Cracking the code
.
.
.
Marc Bloomfield
Description: Practice management
Demystifying the Legal Aid Agency’s reporting systems for controlled work and crime lower.
Firms and not-for-profit (NfP) practices are doing less legal aid work. Often only a few people have knowledge and experience of the Legal Aid Agency’s (LAA’s) contracted work and administration (CWA) billing system and they may be very busy fee-earners with little time to spare to support or train their colleagues. Controlled work and crime lower are the claims on which contract managers concentrate at their annual reviews and perhaps that’s the reason I have been asked to do more remote support sessions for admin/finance people recently. This article shares some tips.
Where to find the LAA’s guidance
There are guides to using the CWA system itself. The civil fees are to be found in the Civil Legal Aid (Remuneration) Regulations 2013 SI No 422 Sch 1. The crime fees are to be found in the Criminal Legal Aid (Remuneration) Regulations 2013 SI No 435 Sch 4.
The current LAA guidance for civil and family controlled work and crime lower is on the CWA codes guidance page of the GOV.UK website. The main reference document for reporting crime lower is the Guidance for reporting crime lower work (version 10, last reviewed October 2020) and is the first document on the page. The corresponding document for civil and family is the Guidance for reporting controlled work & controlled work matters (version 26, last reviewed 27 October 2020) and is the third document. Changes to the guidance are listed by category of law fee scheme on a separate web page as they are issued.
Some crime practices find it easier to refer to the Guide to the changes in reporting crime lower work document than the regulations when looking up the applicable fees. It appears to be dated 2016, but there is a note at the start that it was updated in October 2020 to include the new ‘sending’ fee.
Tricky issues
The main areas of difficulty arise when the person asked to make the submission is not provided with sufficient information.
In the most successful legal aid practices I know, the fee-earner is asked to select the billing codes before the case is passed to the billing team. This makes the most sense as it is their case and they will know what to select in a couple of minutes, compared with non-lawyers who may have to read a whole file and then spend quite a while working out how to, for example, classify an offence for a crime claim or decide whether negotiations have been ‘substantive’ in a family claim and what the correct outcome and stage reached should be.
By contrast, the firms and NfPs that leave it to the billing team to select the codes struggle with this and are more likely to make mistakes, for the simple reason that finance people are not lawyers and it wasn’t their case.

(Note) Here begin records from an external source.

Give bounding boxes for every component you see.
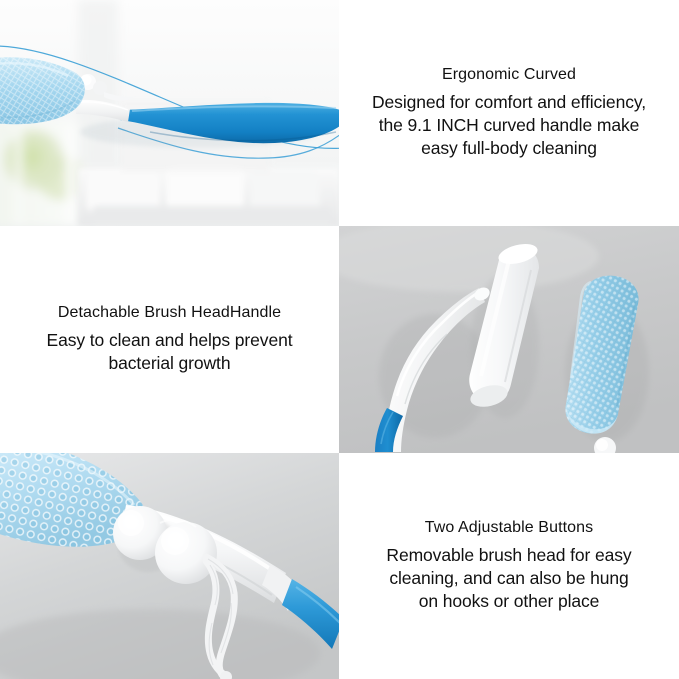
- buttons-body-line-1: Removable brush head for easy: [386, 544, 631, 567]
- panel-ergonomic-text: Ergonomic Curved Designed for comfort an…: [339, 0, 679, 226]
- parts-illustration: [339, 226, 679, 453]
- detachable-body-line-1: Easy to clean and helps prevent: [47, 329, 293, 352]
- buttons-body-line-3: on hooks or other place: [386, 590, 631, 613]
- curved-bath-brush-photo: [0, 0, 339, 226]
- buttons-body-line-2: cleaning, and can also be hung: [386, 567, 631, 590]
- ergonomic-body-line-3: easy full-body cleaning: [372, 137, 646, 160]
- panel-buttons-text: Two Adjustable Buttons Removable brush h…: [339, 453, 679, 679]
- buttons-heading: Two Adjustable Buttons: [425, 519, 594, 537]
- detachable-heading: Detachable Brush HeadHandle: [58, 304, 281, 322]
- detachable-body-line-2: bacterial growth: [47, 352, 293, 375]
- ergonomic-body-line-2: the 9.1 INCH curved handle make: [372, 114, 646, 137]
- product-infographic-grid: Ergonomic Curved Designed for comfort an…: [0, 0, 679, 679]
- curved-brush-illustration: [0, 0, 339, 226]
- panel-detachable-text: Detachable Brush HeadHandle Easy to clea…: [0, 226, 339, 453]
- buttons-body: Removable brush head for easy cleaning, …: [386, 544, 631, 613]
- ergonomic-body: Designed for comfort and efficiency, the…: [372, 91, 646, 160]
- ergonomic-body-line-1: Designed for comfort and efficiency,: [372, 91, 646, 114]
- disassembled-parts-photo: [339, 226, 679, 453]
- adjustable-buttons-closeup-photo: [0, 453, 339, 679]
- ergonomic-heading: Ergonomic Curved: [442, 66, 576, 84]
- buttons-illustration: [0, 453, 339, 679]
- detachable-body: Easy to clean and helps prevent bacteria…: [47, 329, 293, 375]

As the fee-earners are really busy, the organisation needs to make it as easy as possible for them. Fee-earners need to be trained so that they understand what they have to do and given ready access to the appropriate codes for their category of law. If still using paper files, you could create a section of the file closing form for the fee-earner to fill in. If using a case management system, you could create some mandatory fields:
Civil
Matter type 1
Matter type 2
Stage reached
Outcome code
Crime
Matter type
Stage reached/claim code
Outcome code
Lower and higher standard crime fees
If a case is on the border of a higher standard fee or looks like it could get there, it is crucial to make sure that every email/phone call is recorded.
Civil escape fees
You claim the standard fee through CWA, then you need to submit the file and the LAA will pay you the balance on assessment (Escape case electronic handbook, LAA, 18 December 2020). You can appeal if assessed down. The LAA is currently assessing these files electronically until June 2021 (subject to COVID-19 rules at the time). From then onwards, there will be an option to submit paper files if preferred.

About the author(s)

Description: Vicky Ling - author
Vicky Ling is a consultant specialising in legal aid practice and a founder member of the Law Consultancy Network.